Tea processing is the method in which the leaves from the tea plant Camellia sinensis are transformed into the dried leaves for brewing tea. The categories of tea are distinguished by the processing they undergo. In its most general form, tea processing involves different manners and degrees of oxidation of the leaves, stopping the oxidation, forming the tea, and drying it.
At least six different types of tea are produced:
- White (wilted and unoxidized)
- Yellow (unwilted and unoxidized, but allowed to yellow)
- Green (unwilted and unoxidized)
- Oolong (wilted, bruised, and partially oxidized)
- Black (wilted, sometimes crushed, and fully oxidized; called ‘red tea’ in China)
- Post-Fermented (green tea that has been allowed to ferment/compost; ‘black tea’ for the Chinese)

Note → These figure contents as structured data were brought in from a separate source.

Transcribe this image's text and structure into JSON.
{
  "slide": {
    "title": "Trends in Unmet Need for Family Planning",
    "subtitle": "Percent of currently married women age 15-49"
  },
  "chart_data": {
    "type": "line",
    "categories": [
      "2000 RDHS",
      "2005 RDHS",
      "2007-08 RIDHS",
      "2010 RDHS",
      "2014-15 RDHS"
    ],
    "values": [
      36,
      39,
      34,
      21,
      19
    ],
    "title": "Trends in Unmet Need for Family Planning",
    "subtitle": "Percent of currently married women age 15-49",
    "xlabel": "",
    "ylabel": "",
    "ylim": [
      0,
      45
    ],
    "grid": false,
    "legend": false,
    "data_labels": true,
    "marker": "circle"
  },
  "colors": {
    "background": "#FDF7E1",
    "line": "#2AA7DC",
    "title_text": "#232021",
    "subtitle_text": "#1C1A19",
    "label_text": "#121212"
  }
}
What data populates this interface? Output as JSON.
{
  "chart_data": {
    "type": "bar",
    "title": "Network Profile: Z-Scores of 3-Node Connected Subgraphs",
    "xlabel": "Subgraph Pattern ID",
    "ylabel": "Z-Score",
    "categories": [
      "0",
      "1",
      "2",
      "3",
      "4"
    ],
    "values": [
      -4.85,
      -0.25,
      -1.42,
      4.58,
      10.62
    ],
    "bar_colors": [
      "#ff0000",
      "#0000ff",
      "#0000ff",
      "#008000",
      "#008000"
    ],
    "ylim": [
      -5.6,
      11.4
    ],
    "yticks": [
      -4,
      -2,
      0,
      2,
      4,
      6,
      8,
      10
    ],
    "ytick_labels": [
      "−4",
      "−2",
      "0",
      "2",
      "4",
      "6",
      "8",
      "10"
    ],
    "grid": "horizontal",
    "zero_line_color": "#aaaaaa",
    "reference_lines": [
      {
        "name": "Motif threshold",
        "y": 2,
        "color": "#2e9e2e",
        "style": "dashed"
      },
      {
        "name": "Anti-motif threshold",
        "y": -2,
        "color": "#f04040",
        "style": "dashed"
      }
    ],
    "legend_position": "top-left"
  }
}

After being picked, the tea leaves soon begin to wilt and oxidize unless immediately dried. An enzymatic oxidation process triggered by the plant’s intracellular enzymes causes the leaves to turn progressively darker as their chlorophyll breaks down and tannins are released. This darkening is stopped at a predetermined stage by heating, which deactivates the enzymes responsible. In the production of black teas, halting by heating is carried out simultaneously with drying. The innate flavor of the dried tea leaves is determined by the type of cultivar of the tea bush, the quality of the plucked tea leaves, and the manner and quality of the production processing they undergo. After processing, a tea may be blended with other teas or mixed with flavourants to alter the flavor of the final tea.